For step 7, I rip to finished width and skip step 8. I feel uneasy about jointing on edge after ripping it to size because it might make the edges unparalleled with each other. Also this ensures a drawer box's 4 sides are all the same height.
this how i do it and the lumber turns out real good
i use my track saw to straight line rip the best edge. joint the straight line ripped edge. flatten one face which face depends on the stock. parallel the two edges on the table saw running the jointed edge against the tablesaw fence and the flattened face down on the saws table`. plane the board by placing the flattened side down on the planer. Then alternate faces until the proper thickness is achieved. crosscut both ends square . along with any snipe. you now have s4s board to cut to width and length.
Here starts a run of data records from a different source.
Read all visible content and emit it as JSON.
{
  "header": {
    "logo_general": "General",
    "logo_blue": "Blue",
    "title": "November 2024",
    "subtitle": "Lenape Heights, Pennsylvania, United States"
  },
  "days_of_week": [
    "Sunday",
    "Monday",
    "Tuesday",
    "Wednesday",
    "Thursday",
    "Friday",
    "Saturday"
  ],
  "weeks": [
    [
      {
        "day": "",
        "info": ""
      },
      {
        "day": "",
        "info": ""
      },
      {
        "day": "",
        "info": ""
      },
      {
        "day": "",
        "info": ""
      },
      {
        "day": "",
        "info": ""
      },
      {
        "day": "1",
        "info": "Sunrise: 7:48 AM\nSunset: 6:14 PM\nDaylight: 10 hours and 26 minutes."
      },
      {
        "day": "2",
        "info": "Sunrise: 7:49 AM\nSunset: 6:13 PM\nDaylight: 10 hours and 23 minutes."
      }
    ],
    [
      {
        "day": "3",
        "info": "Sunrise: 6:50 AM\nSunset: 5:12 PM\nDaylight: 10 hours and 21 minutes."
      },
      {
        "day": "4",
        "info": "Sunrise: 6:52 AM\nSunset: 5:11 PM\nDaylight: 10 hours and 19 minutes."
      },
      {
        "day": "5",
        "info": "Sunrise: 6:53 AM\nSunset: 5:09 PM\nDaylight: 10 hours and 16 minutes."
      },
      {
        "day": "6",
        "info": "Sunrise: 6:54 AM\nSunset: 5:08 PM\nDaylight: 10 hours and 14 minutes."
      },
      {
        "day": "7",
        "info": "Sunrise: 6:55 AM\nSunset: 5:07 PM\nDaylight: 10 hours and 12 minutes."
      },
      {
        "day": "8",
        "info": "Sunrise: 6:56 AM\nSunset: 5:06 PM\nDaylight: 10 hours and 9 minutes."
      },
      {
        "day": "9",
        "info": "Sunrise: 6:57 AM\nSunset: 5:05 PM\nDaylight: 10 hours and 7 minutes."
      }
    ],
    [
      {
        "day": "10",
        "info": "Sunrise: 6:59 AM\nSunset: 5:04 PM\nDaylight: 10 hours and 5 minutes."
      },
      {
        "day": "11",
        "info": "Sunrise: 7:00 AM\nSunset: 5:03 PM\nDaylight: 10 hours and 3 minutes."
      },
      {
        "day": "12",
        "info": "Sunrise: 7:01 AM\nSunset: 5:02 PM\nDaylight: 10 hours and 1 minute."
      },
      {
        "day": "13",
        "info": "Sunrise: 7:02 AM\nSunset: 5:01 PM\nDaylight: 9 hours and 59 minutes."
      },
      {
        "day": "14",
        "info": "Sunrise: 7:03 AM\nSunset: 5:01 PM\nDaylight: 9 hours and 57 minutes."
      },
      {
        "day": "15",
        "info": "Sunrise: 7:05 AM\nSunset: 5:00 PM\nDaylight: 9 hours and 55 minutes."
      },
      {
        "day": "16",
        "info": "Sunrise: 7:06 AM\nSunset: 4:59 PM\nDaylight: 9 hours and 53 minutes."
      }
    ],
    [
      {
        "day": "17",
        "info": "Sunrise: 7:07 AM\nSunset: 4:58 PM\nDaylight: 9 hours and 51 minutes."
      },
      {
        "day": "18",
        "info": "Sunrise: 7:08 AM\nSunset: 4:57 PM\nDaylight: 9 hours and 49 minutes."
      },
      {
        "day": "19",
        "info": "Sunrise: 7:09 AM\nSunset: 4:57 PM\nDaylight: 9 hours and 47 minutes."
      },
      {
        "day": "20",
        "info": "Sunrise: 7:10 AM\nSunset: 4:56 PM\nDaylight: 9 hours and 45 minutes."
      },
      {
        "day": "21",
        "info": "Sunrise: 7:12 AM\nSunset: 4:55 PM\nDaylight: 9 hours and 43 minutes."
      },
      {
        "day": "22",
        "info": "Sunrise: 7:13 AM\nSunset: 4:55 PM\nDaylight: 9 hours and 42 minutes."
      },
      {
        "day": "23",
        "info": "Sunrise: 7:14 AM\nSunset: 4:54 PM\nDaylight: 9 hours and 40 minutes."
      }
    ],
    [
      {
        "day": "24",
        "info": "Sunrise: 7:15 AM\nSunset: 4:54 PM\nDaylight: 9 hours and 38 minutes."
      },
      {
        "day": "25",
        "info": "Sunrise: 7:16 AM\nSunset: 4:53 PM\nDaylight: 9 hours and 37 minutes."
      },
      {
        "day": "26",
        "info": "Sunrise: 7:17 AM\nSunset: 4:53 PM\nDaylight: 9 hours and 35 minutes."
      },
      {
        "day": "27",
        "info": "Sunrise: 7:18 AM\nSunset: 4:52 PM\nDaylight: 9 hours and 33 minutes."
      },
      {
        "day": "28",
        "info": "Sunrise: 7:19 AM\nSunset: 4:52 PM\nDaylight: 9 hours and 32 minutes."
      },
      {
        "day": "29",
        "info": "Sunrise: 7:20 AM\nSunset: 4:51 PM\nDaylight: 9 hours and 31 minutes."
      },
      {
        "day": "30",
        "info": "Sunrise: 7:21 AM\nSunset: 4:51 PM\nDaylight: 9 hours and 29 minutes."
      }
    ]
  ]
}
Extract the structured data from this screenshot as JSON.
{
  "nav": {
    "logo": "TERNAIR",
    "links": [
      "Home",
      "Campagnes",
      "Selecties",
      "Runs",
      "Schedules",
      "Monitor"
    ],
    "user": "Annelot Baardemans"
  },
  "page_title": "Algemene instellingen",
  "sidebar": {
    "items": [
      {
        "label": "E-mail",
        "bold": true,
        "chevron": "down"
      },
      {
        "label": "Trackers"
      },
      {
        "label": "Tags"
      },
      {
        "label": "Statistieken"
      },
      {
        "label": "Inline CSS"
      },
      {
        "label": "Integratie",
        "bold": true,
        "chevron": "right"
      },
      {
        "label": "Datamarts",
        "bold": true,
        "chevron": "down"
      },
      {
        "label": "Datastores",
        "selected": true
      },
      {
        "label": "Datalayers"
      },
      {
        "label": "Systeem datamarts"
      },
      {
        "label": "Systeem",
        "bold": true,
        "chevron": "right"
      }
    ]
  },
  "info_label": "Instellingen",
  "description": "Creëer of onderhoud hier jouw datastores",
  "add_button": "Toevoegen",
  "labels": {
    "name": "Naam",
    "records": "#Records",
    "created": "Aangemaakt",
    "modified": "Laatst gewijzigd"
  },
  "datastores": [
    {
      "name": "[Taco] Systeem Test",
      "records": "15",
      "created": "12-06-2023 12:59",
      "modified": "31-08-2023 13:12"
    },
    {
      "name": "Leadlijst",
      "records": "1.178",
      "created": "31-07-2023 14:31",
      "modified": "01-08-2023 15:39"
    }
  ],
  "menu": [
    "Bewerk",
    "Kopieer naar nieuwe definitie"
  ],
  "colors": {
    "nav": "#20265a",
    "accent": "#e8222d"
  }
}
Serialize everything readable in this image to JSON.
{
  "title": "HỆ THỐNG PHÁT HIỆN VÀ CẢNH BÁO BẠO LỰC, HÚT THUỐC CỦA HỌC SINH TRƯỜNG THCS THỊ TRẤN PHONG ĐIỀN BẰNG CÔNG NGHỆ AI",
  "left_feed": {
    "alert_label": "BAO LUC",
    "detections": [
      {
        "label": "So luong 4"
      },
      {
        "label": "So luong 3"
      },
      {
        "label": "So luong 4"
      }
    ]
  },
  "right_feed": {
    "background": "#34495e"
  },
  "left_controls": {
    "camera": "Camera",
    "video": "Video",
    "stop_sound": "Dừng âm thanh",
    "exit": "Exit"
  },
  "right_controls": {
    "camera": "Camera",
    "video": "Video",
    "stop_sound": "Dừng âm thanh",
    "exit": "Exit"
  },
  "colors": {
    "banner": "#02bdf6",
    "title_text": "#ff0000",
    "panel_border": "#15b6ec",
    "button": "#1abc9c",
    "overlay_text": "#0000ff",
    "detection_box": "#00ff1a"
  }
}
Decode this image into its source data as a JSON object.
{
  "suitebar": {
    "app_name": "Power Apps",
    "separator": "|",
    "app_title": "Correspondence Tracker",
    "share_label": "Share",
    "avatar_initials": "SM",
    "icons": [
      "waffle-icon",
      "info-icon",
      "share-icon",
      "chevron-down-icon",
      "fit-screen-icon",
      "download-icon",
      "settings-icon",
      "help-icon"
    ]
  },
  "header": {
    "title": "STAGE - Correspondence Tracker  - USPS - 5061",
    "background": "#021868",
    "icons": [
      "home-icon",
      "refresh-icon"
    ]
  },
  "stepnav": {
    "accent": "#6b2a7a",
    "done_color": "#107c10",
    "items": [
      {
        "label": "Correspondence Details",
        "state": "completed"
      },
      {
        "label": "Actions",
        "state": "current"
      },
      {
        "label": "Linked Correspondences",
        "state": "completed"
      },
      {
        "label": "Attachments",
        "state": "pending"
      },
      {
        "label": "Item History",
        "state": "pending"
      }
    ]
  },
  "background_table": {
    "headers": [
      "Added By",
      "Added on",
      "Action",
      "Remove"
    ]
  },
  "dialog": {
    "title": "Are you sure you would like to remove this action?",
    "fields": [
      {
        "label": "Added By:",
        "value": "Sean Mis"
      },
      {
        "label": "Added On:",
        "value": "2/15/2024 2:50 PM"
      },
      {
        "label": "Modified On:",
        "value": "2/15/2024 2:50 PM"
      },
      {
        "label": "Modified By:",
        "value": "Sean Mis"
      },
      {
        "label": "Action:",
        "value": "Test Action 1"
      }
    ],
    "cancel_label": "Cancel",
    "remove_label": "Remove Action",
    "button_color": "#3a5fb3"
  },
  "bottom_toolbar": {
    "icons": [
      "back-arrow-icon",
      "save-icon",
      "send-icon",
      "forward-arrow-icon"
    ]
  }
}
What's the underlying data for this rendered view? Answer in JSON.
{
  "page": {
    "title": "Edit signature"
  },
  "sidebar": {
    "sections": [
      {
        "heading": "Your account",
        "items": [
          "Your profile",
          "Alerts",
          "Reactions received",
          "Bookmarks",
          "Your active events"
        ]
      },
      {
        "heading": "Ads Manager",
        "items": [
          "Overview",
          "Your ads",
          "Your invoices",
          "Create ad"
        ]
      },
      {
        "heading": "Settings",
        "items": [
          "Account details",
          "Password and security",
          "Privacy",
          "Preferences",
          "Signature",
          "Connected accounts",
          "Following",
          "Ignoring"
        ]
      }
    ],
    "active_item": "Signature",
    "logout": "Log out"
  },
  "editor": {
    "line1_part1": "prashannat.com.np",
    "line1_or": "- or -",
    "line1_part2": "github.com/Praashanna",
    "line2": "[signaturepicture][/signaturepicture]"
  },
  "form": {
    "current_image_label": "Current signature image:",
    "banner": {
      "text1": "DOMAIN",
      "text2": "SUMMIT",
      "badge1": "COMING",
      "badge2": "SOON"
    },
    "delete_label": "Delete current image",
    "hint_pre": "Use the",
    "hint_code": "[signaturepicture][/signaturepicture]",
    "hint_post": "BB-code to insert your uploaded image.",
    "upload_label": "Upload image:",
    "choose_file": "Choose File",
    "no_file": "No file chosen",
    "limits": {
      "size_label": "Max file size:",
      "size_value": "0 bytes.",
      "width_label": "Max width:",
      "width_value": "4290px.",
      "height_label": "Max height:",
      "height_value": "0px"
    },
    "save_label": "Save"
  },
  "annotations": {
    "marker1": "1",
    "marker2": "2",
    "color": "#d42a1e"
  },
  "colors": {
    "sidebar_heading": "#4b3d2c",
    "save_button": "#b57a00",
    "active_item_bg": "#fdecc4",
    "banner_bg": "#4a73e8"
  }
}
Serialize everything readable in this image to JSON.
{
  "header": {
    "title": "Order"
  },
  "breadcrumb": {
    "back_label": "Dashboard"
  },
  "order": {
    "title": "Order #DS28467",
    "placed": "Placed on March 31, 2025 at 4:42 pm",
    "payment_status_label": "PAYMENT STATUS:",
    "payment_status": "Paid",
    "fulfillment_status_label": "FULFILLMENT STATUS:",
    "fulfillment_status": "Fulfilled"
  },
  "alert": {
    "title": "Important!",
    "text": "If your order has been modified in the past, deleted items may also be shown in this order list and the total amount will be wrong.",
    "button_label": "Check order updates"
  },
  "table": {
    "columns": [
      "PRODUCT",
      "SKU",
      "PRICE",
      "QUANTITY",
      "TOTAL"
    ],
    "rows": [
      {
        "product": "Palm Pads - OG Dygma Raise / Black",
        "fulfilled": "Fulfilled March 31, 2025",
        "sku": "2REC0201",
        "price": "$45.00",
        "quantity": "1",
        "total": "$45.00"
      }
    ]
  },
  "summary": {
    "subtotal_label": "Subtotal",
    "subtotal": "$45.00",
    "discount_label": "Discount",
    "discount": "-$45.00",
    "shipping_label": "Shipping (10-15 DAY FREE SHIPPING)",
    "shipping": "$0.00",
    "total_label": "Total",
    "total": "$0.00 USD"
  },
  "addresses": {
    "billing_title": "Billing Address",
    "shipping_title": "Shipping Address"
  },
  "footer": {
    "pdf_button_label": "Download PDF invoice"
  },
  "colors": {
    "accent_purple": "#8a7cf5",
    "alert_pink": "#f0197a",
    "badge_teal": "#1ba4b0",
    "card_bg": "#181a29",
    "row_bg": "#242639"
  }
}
What is the best and easiest way to straighten a board that is wider than your jointer?
I rough cut Alaskan mill 2" having a hard time flattening any side flat. Spalted maple
When I mill rough lumber, I first run it through my planer to flatten the surface. Then I move to the jointer and run it through the jointer with the planer surface toward the fence. I then move to the table saw, with the planed surface down toward the table, and the jionted edge toward the fence. The final step is to run the board back through the planer to plane it to final thickness. I have had god results this way.
Perhaps this was an editoral/typo error: You must face-joint BEFORE edge-jointing. Otherwise, their is no way to ensure the edge will be perpendicular to the finished faces. The ONLY way to ensure this, other than automated machinery, is to place the jointed face against the jointer's fence while simotaneously jointing the boards' edge. Then ripping can commence on the table saw.